Everyone’s favorite TV show Mad Men is hardly watched by anyone. Its debut in 2007 counted an average audience of 925,000 viewers. For its fourth-season premiere 2.9 million viewers tuned in. For network television these figures are small – consider CBS’s NCIS, which has an average audience of 17.3 million.
What is interesting is that Mad Men is used to sell everything from clothing at Banana Republic to a seat on Delta airlines. The show has promoted Jack Daniel’s whiskey and Jon Hamm’s voice talks up Mercedes in TV commercials. Janie Bryant, Mad Men’s costume designer, has a clothing and accessories collection Mod by Janie Bryant sold on QVC (debuts September 29). Bryant also has a nail polish range for Nailtini available in the fall from CVS and Duane Reade; plus she’s just been appointed as spokesperson for Maidenform intimate apparel.
But why is Mad Men being used to sell us stuff when no one is watching? Is anyone really dressing like Joan, Peggy or Betty? Certainly the latest Louis Vuitton campaign with Karen Elson as a Joanie doppelganger would suggest luxury fashion has taken notice.
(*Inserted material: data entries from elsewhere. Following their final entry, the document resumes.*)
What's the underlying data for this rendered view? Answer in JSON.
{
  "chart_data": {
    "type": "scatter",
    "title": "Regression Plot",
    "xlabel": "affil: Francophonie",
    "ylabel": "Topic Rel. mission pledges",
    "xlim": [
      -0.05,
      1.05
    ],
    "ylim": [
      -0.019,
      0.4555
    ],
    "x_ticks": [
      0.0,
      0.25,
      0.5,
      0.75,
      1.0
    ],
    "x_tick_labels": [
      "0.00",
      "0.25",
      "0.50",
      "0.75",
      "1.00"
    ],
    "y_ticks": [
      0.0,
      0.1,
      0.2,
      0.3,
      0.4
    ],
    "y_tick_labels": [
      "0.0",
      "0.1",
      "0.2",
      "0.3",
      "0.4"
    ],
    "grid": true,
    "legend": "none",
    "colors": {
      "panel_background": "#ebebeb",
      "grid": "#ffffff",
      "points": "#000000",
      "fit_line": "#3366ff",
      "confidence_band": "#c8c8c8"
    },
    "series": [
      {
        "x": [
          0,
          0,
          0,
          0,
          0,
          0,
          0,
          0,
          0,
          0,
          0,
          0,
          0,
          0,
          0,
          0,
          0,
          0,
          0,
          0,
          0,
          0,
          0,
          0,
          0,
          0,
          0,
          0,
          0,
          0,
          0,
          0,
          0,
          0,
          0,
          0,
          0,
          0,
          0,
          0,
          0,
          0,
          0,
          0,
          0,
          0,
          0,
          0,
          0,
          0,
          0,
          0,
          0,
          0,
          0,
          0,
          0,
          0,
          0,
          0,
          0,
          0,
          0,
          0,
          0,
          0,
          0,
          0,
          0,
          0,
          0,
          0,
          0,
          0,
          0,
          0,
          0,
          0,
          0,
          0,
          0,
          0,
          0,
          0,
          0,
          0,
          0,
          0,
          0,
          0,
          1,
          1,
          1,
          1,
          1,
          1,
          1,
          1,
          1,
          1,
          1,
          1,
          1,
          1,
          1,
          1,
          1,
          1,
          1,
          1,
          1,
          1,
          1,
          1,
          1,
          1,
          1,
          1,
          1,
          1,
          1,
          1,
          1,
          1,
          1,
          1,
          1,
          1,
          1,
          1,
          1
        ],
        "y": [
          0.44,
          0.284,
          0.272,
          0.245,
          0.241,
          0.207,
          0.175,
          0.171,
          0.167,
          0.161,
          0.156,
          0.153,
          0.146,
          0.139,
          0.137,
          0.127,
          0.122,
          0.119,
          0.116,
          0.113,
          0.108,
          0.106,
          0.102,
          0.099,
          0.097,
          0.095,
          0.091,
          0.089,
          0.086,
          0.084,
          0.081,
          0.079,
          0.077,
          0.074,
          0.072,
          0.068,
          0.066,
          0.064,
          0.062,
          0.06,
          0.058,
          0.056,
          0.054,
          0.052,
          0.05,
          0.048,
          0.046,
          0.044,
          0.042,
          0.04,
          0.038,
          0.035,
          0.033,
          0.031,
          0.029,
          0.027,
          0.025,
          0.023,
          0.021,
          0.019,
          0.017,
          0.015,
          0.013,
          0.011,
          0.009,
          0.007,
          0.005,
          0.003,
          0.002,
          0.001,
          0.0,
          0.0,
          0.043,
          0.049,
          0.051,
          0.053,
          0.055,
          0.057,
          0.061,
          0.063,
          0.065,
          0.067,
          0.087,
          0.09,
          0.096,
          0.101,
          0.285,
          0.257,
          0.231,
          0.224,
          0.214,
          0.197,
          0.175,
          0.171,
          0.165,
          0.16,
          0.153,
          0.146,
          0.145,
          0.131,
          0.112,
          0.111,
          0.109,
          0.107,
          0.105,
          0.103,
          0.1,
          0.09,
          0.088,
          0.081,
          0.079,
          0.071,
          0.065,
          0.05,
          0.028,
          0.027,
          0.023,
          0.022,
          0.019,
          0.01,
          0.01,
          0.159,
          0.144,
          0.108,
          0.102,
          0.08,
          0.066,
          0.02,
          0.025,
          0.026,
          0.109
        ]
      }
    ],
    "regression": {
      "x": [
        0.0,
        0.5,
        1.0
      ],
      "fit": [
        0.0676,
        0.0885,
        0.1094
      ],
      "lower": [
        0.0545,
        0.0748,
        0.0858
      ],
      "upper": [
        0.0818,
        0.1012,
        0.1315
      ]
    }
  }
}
The rest of us will be able to get our mid-century fix on QVC in the fall, or on ModCloth, the vintage-inspired online retailer that just picked up $19.8 million in funding.
Elizabeth Talerman, CEO of New York branding agency Nucleus is a Mad Men fan. She has, at times, had trouble finding AMC on her dial. “I mean, who goes to AMC to see a show?” But she sees Mad Men everywhere. “Either Mad Men is grooving on pop culture or pop culture is grooving on Mad Men.”
This summer Mad Men actors Jon Hamm, January Jones, Christina Hendricks and John Slattery have appeared on countless magazine covers and articles. And over four seasons the show has won four Golden Globes and scooped 38 awards including a handful of Emmys, BAFTAs and Director Guild Awards.
“I absolutely believe there is nothing like Mad Men and when there is nothing else like it; when something stands for something quite specific and quite fresh, it’s a great place for a marketer to be,” says Talerman. “That said; a brand has to be clearly defined. It can’t just attach itself to something good and hope to gain something.”
Like say Delta. “What does an airline have to do with Mad Men? The characters don’t fly around that much. Delta can’t fix whatever its brand definition issues are by pinning itself to a show to get cool rub off. That’s trying to buy a consumer’s affection and attention, as opposed to being naturally intriguing, desirable and provocative. We’re all consumers and we’re smart. We can filter out what doesn’t make sense.”
What does make sense to Talerman is Maidenform and Mad Men. “Brilliant! I absolutely love the tongue-in-cheek relationship between Maidenform and the show. It’s serious but it’s playful.”
As for mass-retailer Banana Republic, Talerman is not concerned by the show’s limited TV audience. “My feeling is that the sponsorship value [for Banana Republic] is in how that plays out at point of sale, to the way the store is experienced, to the way the fitting rooms feel. The advantage of this partnership is on the way to the store, outdoor media and print. The television [viewership] is the minority part of this. But the partnership makes sense.”